New York Democrats have picked their candidate for the Sept. 13 special election to replace disgraced former Rep. Anthony D. Weiner in the now-vacant empty 9th Congressional District seat.
State Assemblyman David Weprin, who currently represents state District 24, is set to be formally nominated by Democratic Party leaders and Queens representatives by Friday.
Mr. Weprin, who came in last in his 2009 primary run for New York City comptroller, will face a yet-unnamed Republican candidate.
This won’t be the first special election for Mr. Weprin, 55. He first earned his current office in a February 2010 special election, retaining the Queens seat in November with 67 percent of the vote.
Mr. Weiner, a Democrat in his seventh term, resigned the seat last month after he admitted to lying about sexted photos that appeared in his Twitter feed and elsewhere.
Political experts say Mr. Weprin is a sure bet and that his political lineage in the heavily Democratic district will carry the day in September.
“I think most see Weprin as an unsurprisingly safe pick for everyone involved,” said Darren Bloch, publisher-executive director of New York’s Capitol Publishing, calling Mr. Weprin “a candidate with strong ties to the district and a name that carries to help hold the seat for Democrats.”
Mr. Weprin’s brother Mark served as a representative before him, and his father, Saul, was an Assembly member for 20 years and served as speaker in the early 1990s.
Republicans are still undecided about who will represent them in the race, but Bob Turner, Mr. Weiner’s opposition in the 2010 election, is reportedly considering a second go at the seat.
“The local Republican Party is dealing with internal squabbling over leadership, and it seems likely there will be multiple candidates in the race coming from the right” with the Republican and Conservative parties likely to pick competing candidates.
In the end, the special election may wind up meaning little. The middle-class 9th District faces being redrawn out of existence, because the results of the 2010 census means New York will lose two U.S. House seats. That’s why some candidates are opting out of the election, among them City Councilman Eric Ulrich of Queens.

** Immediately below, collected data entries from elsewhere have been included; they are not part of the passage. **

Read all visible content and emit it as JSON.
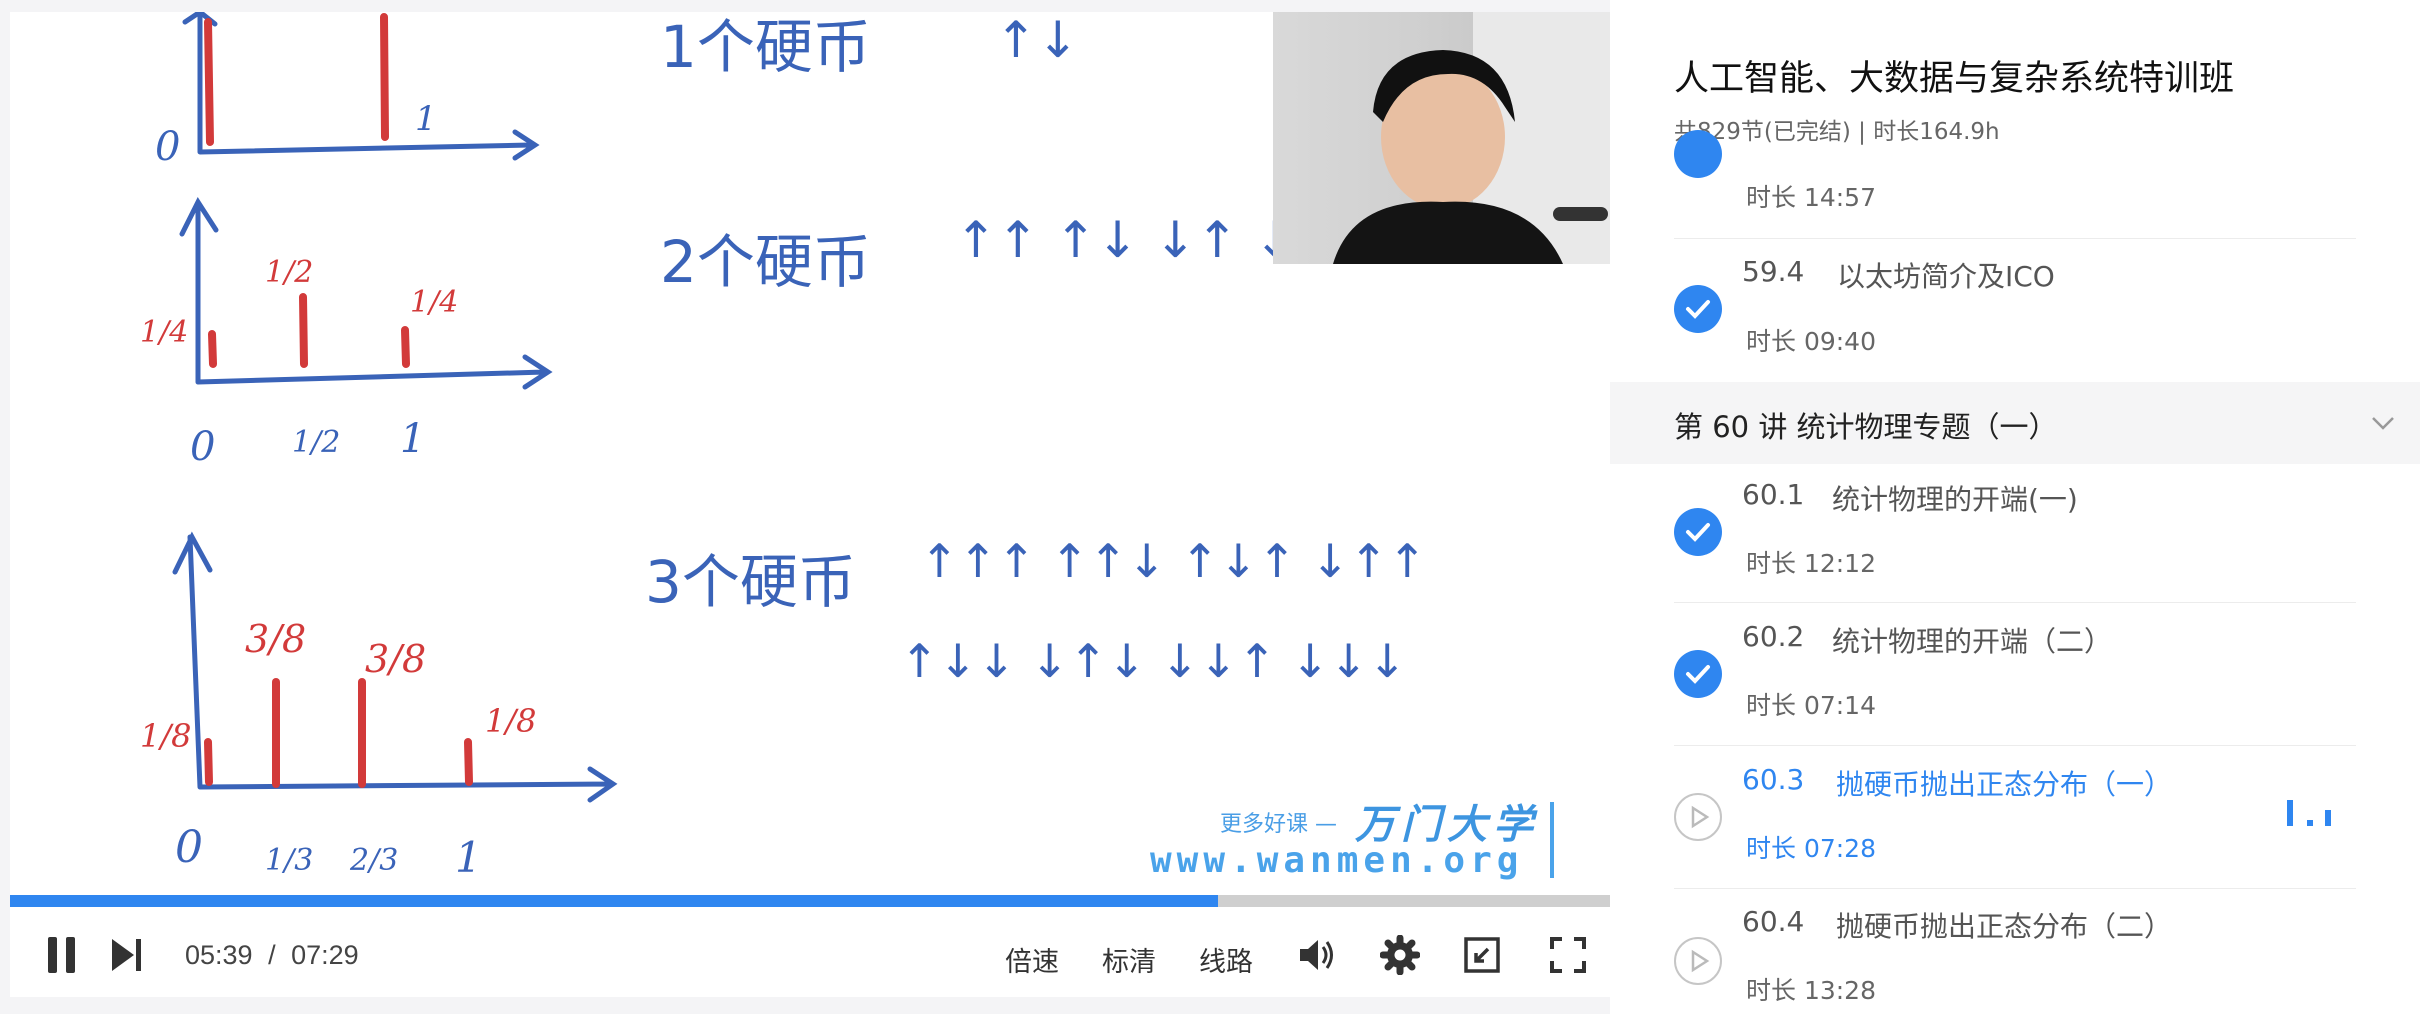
{
  "player": {
    "watermark": {
      "slogan": "更多好课 —",
      "brand": "万门大学",
      "url": "www.wanmen.org"
    },
    "progress": 0.755,
    "current_time": "05:39",
    "separator": "/",
    "total_time": "07:29",
    "speed_label": "倍速",
    "quality_label": "标清",
    "route_label": "线路",
    "accent_color": "#2f86f0"
  },
  "sidebar": {
    "course_title": "人工智能、大数据与复杂系统特训班",
    "course_meta": "共829节(已完结) | 时长164.9h",
    "lessons_before": [
      {
        "num": "",
        "name": "",
        "duration": "时长 14:57",
        "status": "done"
      },
      {
        "num": "59.4",
        "name": "以太坊简介及ICO",
        "duration": "时长 09:40",
        "status": "done"
      }
    ],
    "section": {
      "label": "第 60 讲   统计物理专题（一）",
      "icon": "chevron-down-icon"
    },
    "lessons": [
      {
        "num": "60.1",
        "name": "统计物理的开端(一)",
        "duration": "时长 12:12",
        "status": "done"
      },
      {
        "num": "60.2",
        "name": "统计物理的开端（二）",
        "duration": "时长 07:14",
        "status": "done"
      },
      {
        "num": "60.3",
        "name": "抛硬币抛出正态分布（一）",
        "duration": "时长 07:28",
        "status": "playing"
      },
      {
        "num": "60.4",
        "name": "抛硬币抛出正态分布（二）",
        "duration": "时长 13:28",
        "status": "unplayed"
      }
    ]
  }
}
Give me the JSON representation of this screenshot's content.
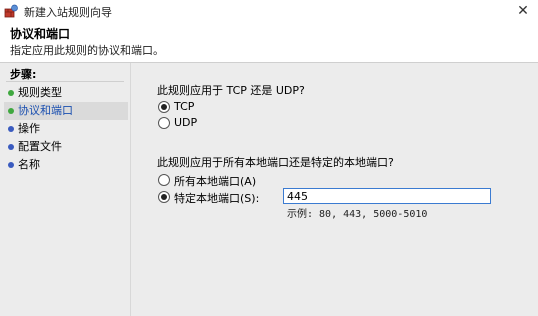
{
  "window": {
    "title": "新建入站规则向导",
    "close_glyph": "✕",
    "icon": "firewall-rule-icon"
  },
  "header": {
    "title": "协议和端口",
    "subtitle": "指定应用此规则的协议和端口。"
  },
  "sidebar": {
    "steps_label": "步骤:",
    "steps": [
      {
        "label": "规则类型",
        "state": "done"
      },
      {
        "label": "协议和端口",
        "state": "current"
      },
      {
        "label": "操作",
        "state": "pending"
      },
      {
        "label": "配置文件",
        "state": "pending"
      },
      {
        "label": "名称",
        "state": "pending"
      }
    ]
  },
  "main": {
    "protocol_question": "此规则应用于 TCP 还是 UDP?",
    "protocol_options": [
      {
        "label": "TCP",
        "checked": true
      },
      {
        "label": "UDP",
        "checked": false
      }
    ],
    "port_question": "此规则应用于所有本地端口还是特定的本地端口?",
    "port_options": [
      {
        "label": "所有本地端口(A)",
        "checked": false
      },
      {
        "label": "特定本地端口(S):",
        "checked": true
      }
    ],
    "port_value": "445",
    "port_example": "示例: 80, 443, 5000-5010"
  },
  "colors": {
    "done_dot": "#3fa83f",
    "pending_dot": "#3a5bbf",
    "current_text": "#1a4fb0",
    "input_border": "#3b7bd1"
  }
}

But even if the seat expires, Mr. Weprin can still gain name recognition from the experience for future elections.
“Joe Crowley and Gary Ackerman get a candidate loyal to the party and unlikely to challenge either of them if - and, by most accounts, when - the district is collapsed in redistricting,” Mr. Bloch said. “And Weprin raises his profile in anticipation of another run for citywide office in 2013.”